Manners and Fielding were not beside him; Edmund could sense their absence as keenly as he would have noticed missing men on a line. Stuart, too, was somewhere else in the dark, doing what needed doing without flourish.
Renforth stepped forward and spoke when Edmund approached, his voice pitched low. “You have made contact with Holt?”
“Sir,” Edmund said. The words came out clipped; not impatience, exactly, but the pressure of too much at stake. “I have just left him a note to meet with Mrs. Larkin on the morrow.”
Baines gave a satisfied sound under his breath, as if imagining Holt already in irons.
Renforth’s gaze held Edmund’s. “Any difficulty?”
“None,” Edmund said. “Mr. Grey is cautious, but he understands enough to be discreet.”
Renforth nodded once. “Good.”
As if summoned by the mention of discretion, Fielding appeared from the darker edge of the hedge, moving as quietly as a man half his bulk. He had always been the quickest of them, quick in wit and quicker in judgement; marriage had altered his priorities but not his sharpness.

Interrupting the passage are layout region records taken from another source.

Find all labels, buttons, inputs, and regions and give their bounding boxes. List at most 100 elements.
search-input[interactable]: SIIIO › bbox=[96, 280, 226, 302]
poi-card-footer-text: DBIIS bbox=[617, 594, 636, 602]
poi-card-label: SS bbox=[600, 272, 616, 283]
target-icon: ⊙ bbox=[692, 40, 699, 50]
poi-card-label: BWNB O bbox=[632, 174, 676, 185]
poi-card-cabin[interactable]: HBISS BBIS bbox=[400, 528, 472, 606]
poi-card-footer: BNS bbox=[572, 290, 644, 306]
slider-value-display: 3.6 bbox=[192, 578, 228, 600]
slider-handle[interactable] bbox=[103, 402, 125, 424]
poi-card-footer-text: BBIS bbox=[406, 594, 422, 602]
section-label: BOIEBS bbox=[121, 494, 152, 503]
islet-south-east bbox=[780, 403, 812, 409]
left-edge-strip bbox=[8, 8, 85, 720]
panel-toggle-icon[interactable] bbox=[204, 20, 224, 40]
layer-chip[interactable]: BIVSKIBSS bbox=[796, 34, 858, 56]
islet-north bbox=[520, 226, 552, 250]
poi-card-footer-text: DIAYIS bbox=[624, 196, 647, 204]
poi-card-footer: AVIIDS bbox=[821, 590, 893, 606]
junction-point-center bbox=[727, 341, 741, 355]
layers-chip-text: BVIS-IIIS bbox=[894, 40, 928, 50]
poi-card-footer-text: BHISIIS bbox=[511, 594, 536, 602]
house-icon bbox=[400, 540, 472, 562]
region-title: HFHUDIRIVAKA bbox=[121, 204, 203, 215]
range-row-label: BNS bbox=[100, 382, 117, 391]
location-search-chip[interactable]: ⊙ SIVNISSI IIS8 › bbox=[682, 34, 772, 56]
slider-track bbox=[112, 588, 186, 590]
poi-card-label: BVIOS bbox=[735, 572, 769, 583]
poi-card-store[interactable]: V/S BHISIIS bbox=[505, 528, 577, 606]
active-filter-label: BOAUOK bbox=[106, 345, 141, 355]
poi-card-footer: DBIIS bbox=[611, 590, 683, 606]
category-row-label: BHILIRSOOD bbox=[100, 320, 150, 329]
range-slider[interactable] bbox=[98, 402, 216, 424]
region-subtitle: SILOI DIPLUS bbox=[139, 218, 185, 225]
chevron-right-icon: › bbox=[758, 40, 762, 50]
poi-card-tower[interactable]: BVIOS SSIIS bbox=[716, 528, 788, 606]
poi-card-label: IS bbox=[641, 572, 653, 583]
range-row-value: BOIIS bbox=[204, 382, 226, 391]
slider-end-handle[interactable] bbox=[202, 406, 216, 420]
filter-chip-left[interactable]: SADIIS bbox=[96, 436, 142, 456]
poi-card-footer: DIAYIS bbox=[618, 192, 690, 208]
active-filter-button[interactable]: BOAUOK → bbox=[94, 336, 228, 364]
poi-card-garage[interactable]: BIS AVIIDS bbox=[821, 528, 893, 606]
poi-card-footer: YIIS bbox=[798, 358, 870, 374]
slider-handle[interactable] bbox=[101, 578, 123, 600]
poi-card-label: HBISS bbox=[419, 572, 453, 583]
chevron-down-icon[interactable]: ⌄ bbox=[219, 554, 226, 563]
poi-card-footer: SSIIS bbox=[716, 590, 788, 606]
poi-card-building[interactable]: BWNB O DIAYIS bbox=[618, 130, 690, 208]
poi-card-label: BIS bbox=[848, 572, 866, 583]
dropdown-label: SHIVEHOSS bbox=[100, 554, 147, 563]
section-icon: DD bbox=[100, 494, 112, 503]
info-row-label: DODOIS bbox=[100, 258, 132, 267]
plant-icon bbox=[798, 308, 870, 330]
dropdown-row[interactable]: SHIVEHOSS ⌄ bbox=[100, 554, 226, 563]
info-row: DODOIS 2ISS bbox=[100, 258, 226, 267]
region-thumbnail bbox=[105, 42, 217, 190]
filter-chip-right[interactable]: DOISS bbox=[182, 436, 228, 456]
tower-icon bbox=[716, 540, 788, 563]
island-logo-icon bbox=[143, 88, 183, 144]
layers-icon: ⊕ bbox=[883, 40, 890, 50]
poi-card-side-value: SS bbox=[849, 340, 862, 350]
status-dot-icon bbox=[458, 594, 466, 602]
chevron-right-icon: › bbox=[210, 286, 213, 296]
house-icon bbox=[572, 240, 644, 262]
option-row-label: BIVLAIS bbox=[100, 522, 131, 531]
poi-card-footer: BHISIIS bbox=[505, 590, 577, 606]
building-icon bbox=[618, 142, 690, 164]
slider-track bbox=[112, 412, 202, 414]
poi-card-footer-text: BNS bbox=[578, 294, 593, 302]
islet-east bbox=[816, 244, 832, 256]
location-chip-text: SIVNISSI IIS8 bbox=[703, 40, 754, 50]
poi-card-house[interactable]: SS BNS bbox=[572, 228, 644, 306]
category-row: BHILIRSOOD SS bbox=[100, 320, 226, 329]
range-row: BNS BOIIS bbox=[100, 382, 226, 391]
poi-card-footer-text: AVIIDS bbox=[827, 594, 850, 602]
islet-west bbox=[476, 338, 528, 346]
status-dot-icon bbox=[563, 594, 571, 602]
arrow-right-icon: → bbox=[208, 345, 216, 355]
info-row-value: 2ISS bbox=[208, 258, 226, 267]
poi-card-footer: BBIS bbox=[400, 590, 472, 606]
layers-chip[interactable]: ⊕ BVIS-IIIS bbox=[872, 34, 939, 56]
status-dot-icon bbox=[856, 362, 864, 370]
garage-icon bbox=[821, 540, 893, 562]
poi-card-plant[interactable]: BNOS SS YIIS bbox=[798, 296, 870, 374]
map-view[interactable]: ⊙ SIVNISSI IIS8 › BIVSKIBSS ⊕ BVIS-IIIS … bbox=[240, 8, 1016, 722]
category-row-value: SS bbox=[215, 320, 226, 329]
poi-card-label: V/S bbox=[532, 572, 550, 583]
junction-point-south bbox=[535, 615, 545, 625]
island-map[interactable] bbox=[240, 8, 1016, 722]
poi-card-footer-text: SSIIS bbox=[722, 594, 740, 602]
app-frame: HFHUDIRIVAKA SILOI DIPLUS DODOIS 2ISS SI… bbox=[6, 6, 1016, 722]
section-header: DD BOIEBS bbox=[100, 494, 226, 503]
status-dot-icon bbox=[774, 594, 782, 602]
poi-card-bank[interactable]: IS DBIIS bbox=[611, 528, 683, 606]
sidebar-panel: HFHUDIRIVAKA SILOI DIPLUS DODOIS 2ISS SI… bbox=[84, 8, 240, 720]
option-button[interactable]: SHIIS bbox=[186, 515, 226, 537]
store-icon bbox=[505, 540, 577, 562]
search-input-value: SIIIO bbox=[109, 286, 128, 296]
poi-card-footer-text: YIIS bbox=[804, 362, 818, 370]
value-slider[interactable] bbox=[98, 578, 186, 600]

“Chum,” Fielding murmured, and his mouth twitched. “Running messages in the middle of the night? I begin to think you are a romantic.”
“God forbid,” Edmund returned. “It is not even ten of the clock.”
Fielding’s humour did not extend to laughter; it was merely the small, saving lift of expression that kept a man from being too grim.
A figure shifted near the hedge; Manners straightened from where he had been crouched, peering through a gap toward the black outline of Belair House. Even here he managed to look as if he had dressed himself for a drawing-room, though the hem of his cloak had mud on it and his boots were plainly not meant for such work.
Manners’s gaze flicked toward the school’s dark silhouette on the cliff. “The widow is inside?”
“Yes,” Edmund replied. “With Cook and a servant girl. Blake, the injured man, is hidden.”
At the name, Renforth’s eyes narrowed in a manner so slight that an ordinary man would have missed it. Edmund had served him for too long not to see every change.
“Blake,” Renforth repeated. It was not a question; it was a note pinned in the mind.
“I sent an enquiry,” Edmund said. “I am awaiting your answer.”
“You shall have it,” Renforth said quietly. “In the meantime—” His gaze did not soften. “Tell us where the tunnel is.”
“I have not seen inside beyond the opening, but there were fresh prints on the other side of the door. I did not think it wise to explore with Mrs. Larkin,”
“Tunnels are myespeciality.” Baines’ Spanish accent was light, but his eyes were not.
Fielding added in a dry tone, “You are welcome to it.”